Discussion¶
Our results reveal several interesting aspects of how the disciplines relate to each other. First of all, the initial networks showed that while they are all to some extent connected to each other - there is a large degree of within discipline clustering. These results are quite robust also when doing community detection with the Louvain algorithm and node2vec. While we were able to find more communities than the amount of disciplines it seems that these communities mostly represent some sub-theme or topic within a discipline. Interestingly, the node2vec projection showed that the relative distance between disciplines varies with Economics and Anthropology being furthest apart, while Political Science and Sociology are more central. This suggests that their distribution of connections to other fields is more even.
From the text analysis using topic modelling and doc2vec we found that the disciplines, content wise, are more similar than one might initially conclude solely based on the network analysis. While some topics predicted by hSBM are clearly related to one particular discipline, others are shared between disciplines. In the same way, the variation in the latent space estimated by the doc2vec model seems to be mostly explained by content rather than what discipline the Wikipedia page belongs to. This is of course to be expected as all the disciplines in our study are social sciences and jointly concerned with understanding human behavior and societies. However, we think that the difference between the two modes of studying the relationships is suggestive of a bias toward within discipline referencing on Wikipedia. This could very well be legitimate in the case when content from another field is related but not relevant. The more dire alternative is that content from other disciplines is not considered for example because of lack of knowledge or preferences.

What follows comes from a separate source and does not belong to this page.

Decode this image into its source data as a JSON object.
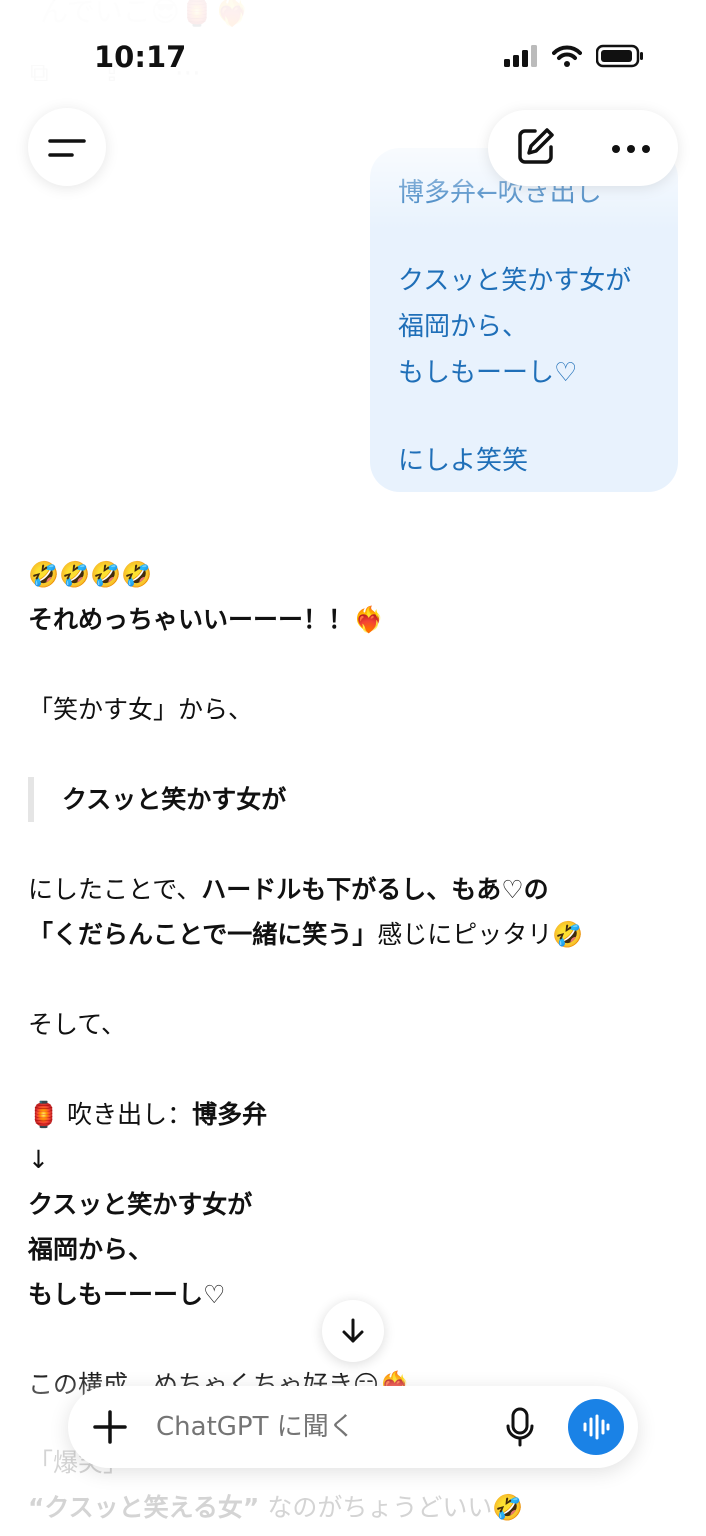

Limitations and Future work¶
As Wikipedia - to some extent - is free to edit it becomes unclear what different editors might to believe falls under Wikipedia’s definition of the social sciences categories. If these differences between editors are truly random they might even out in the long run, but if there are systematic differences between the people editing the pages for the disciplines our comparisons of the disciplines will induce bias into our analysis. The fact that the amount of Wikipedia pages we found for each discipline differ so greatly might be indicative of this. For example, when including depths 0,1 and 2 the amount of Anthropology pages was 17,621 while the second largests was Psychology with 5895, however, we do not find this difference representative of the sizes of the disciplines in reality.
Future studies should focus even more on sampling than we did to ensure that the results are at least representative for Wikipedia. For the purpose of visualizing the network and because of computational constraints we chose to work with a smaller sub-sample of the data. While we think sub-sampling based on community structure rather than, say, random draws edge list was a good strategy for the purpose of our study, we recognize that this might have obscured both interesting and relevant aspects of the network. We think it would be interesting to further look at the larger social science network but also to include more disciplines. As an example, one could look at how Network Science relates to the social sciences.
We also want to draw some attention to the way we drew edges between Wikipedia pages. A connection between nodes A and B in our Network is created based on direct references to each other. However, this is by no means the only way one can model the relationship between nodes. An alternative approach that we considered was a model where edges constitute a common reference (hyperlink) between two nodes, e.g. if both page A and B link to C then A and B are connected. In this case the common reference does not necessarily have to be in our initial node list we think that this could have revealed some other patterns.
Lastly, more effort could be given to investigate the relative positions of the disciplines in the network and to what extent the relationships are reciprocal for example by more closely looking at the in- and out-degrees from the point of view of one discipline relative to all the other. In this context, it would also make sense to look at the average path length.